Qatar 2022: the 'sterile' World Cup?

Not since Don Revie quit as England manager to take charge of the UAE in 1977 has Middle East football been so intensely under the media spotlight.
As the recriminations over England's failed bid to secure the 2018 World Cup continue, it is the winner of the following tournament that has proved more intriguing.
The decision to award the tournament to Qatar has been hailed in the Middle East as a victory for the region. But it has left those on the outside wondering how a small desert state with a population of 1.6 million could host the world's biggest sporting event in summer temperatures that average more than 40C.

For some the answer is simple - money talks and the Qatar certainly has plenty of that. The emirate's sovereign wealth fund, Qatar Investment Authority, is estimated to hold assets worth more than £40.5bn (US$63.9bn), including  Harrods department store in central London.
If the state wanted to remind the West of its financial clout with this symbolic purchase in May, then it has the attention of the world with the coup it pulled off last week. Qatar is now looking at how it will raise the £17.4bn needed to improve its infrastructure for the tournament.
The emirate saw off strong competition from Australia (which has also never hosted a football world cup), Japan and the United States to land the tournament with promises of air-conditioned stadiums, easy transport links allowing fans to see more than one match in a day and the pledge to pack up and donate the grounds to developing nations afterwards.
Although Fifa has never brought it's showpiece tournament to the region, the lesser-known Club World Cup has been successfully staged in Abu Dhabi but can hardly compare.
It is true to say that league football in the Middle East has an avid following, but the problem is that it's La Liga or the Premier League that fills the shisha cafes in the streets while domestic games are televised from empty stadiums. Entry to matches is usually free but still enthusiasm for watching games live seems muted.
In 2008 I was able to walk into a stadium in Abu Dhabi to watch a World Cup qualifier between the UAE and Saudi. Even then entry was free but the ground was - at best - three-quarters full. Once inside, the crowd were handed novelty flags to wave in an attempt to create atmosphere.
Given the pledge to donate stadiums after the tournament then a footballing legacy - unlike the Russian bid - is not something that Qatar seems too bothered about. It's doubtful the bid will exist in 2023 in anything more than bragging rights and a few extra hotel rooms.

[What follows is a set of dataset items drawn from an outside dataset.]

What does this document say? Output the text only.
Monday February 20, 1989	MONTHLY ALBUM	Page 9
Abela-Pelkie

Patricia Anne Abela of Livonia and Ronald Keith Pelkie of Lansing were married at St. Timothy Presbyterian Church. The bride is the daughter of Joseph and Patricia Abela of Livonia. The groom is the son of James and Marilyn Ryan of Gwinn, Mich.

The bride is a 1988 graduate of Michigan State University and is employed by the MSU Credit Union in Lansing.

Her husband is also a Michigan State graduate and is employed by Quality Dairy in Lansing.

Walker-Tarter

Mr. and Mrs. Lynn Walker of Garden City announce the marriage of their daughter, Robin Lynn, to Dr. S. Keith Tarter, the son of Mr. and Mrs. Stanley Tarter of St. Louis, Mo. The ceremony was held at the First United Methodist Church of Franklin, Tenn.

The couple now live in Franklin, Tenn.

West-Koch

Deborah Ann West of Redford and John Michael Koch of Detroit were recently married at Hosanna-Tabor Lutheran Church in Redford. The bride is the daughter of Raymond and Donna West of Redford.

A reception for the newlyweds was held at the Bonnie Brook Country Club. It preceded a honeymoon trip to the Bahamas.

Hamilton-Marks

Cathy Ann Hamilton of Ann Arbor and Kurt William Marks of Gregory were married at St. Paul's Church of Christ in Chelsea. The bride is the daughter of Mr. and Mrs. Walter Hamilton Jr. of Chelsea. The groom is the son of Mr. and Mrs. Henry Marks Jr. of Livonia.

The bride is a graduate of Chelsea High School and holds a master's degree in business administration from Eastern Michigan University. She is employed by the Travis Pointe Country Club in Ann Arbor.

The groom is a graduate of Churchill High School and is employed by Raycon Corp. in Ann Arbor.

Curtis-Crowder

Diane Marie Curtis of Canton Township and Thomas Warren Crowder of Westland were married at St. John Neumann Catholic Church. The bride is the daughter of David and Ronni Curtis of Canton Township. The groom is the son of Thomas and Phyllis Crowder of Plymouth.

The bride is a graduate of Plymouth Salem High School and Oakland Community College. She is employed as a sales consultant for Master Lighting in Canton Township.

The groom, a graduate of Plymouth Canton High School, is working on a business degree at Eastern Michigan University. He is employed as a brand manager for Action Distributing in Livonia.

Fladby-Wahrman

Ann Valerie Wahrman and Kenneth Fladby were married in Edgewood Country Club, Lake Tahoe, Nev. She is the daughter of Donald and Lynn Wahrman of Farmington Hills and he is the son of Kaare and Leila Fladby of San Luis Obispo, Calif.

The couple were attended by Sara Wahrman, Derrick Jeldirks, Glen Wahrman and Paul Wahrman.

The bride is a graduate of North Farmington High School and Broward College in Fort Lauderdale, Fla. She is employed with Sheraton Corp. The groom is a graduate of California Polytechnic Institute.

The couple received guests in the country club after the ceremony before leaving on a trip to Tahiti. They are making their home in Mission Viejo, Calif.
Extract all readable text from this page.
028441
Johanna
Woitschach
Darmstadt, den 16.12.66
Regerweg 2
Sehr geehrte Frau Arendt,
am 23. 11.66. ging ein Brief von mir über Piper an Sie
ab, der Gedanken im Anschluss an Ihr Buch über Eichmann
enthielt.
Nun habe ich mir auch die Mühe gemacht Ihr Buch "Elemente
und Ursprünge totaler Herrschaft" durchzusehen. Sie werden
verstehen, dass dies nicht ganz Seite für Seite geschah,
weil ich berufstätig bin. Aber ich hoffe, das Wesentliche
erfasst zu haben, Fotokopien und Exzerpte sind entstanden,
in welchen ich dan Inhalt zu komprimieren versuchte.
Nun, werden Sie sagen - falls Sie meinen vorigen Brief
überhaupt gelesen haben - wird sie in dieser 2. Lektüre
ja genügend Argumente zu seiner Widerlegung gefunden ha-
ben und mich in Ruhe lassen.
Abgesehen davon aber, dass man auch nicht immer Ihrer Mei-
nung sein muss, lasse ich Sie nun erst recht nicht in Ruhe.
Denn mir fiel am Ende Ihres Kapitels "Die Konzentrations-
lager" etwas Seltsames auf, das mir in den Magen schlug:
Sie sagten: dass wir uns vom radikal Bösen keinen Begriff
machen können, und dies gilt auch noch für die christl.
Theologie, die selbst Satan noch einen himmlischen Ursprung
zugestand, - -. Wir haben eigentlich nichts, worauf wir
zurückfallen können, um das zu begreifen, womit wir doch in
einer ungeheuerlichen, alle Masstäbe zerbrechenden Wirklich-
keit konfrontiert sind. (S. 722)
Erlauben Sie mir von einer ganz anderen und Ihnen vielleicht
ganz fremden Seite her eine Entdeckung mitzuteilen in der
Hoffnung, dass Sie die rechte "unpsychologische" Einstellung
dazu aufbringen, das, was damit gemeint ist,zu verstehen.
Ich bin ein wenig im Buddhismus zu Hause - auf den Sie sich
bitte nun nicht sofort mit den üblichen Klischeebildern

But the region does local pride well, especially when the world is watching, and I'm sure those travelling to Qatar in 12 years time will be given a warm welcome similar to that for Formula One fans in Abu Dhabi.
Despite comments on some news sites, foreign women will not be forced to wear a black abaya or veil and it is not illegal to be gay, although homosexual acts are illegal. Despite not officially welcoming Israel, the emirate has said the Israeli team would be welcome in Qatar if it qualified.
Drinking in Qatar is stricter than in neighbouring Bahrain, Dubai and Abu Dhabi. Under a recent law foreigners have to show their passport or membership card to be allowed into the few bars in the emirate. However, the authorities have said that fan zones will be allowed to serve alcohol although its never advisable to get publicly drunk anywhere in the Middle East.
Due to the oppressive summer heat, the tent cities that have sprung up in previous tournaments in South Africa 2010, Germany 2006 and Italia '90 will not feature here. It's estimated that 400,000 fans will descend on the emirate during the four weeks of the tournament and, given the size of the country, hotel accommodation is likely to be limited and expensive.
One option may be to 'commute' from neighbouring Middle East destinations but this may throw up visa issues for certain nationalities.
As I write this now in 2010, I can guarantee the main thing visitors will talking about - other than the football - is the heat. It's hard to describe a desert summer to anyone who has not lived through it but one way would be to step inside a sauna fully clothed with your head wrapped in a towel.
It is all consuming and being outside in it for even a few minutes is very uncomfortable, even in the evening.
There will be air-conditioned training facilities at a constant temperature of 27C to match the stadiums being built for the players but the fans will have to cope with heat many will have never experienced before. Let's face it, there's a reason why package deals to Dubai are cheap in July.
Whatever the reasons behind it, Fifa have made a intriguing decision to take the World Cup to Qatar. There is no reason why the Middle East should not have its chance to play host but given the conditions most will be forced to put up with, there's no reason an exception could be made to reschedule it.
The idea that has been put forward by Franz Beckenbauer to host the tournament in January or February is not as outlandish as it sounds.
The climate in the region would be perfect while audiences in Europe and most of the northern hemisphere are crowded around televisions to get out of the cold. Leagues could be rearranged with minimal fuss, for some it would just be a question of extending their winter break for one season.
Unless Fifa do have a rethink, I believe the experience for fans will be an indoor one: from hotel, to coach, to designated fanzone to match and back to hotel.
In a word, for those who have been to South Africa, Germany or Italy: sterile.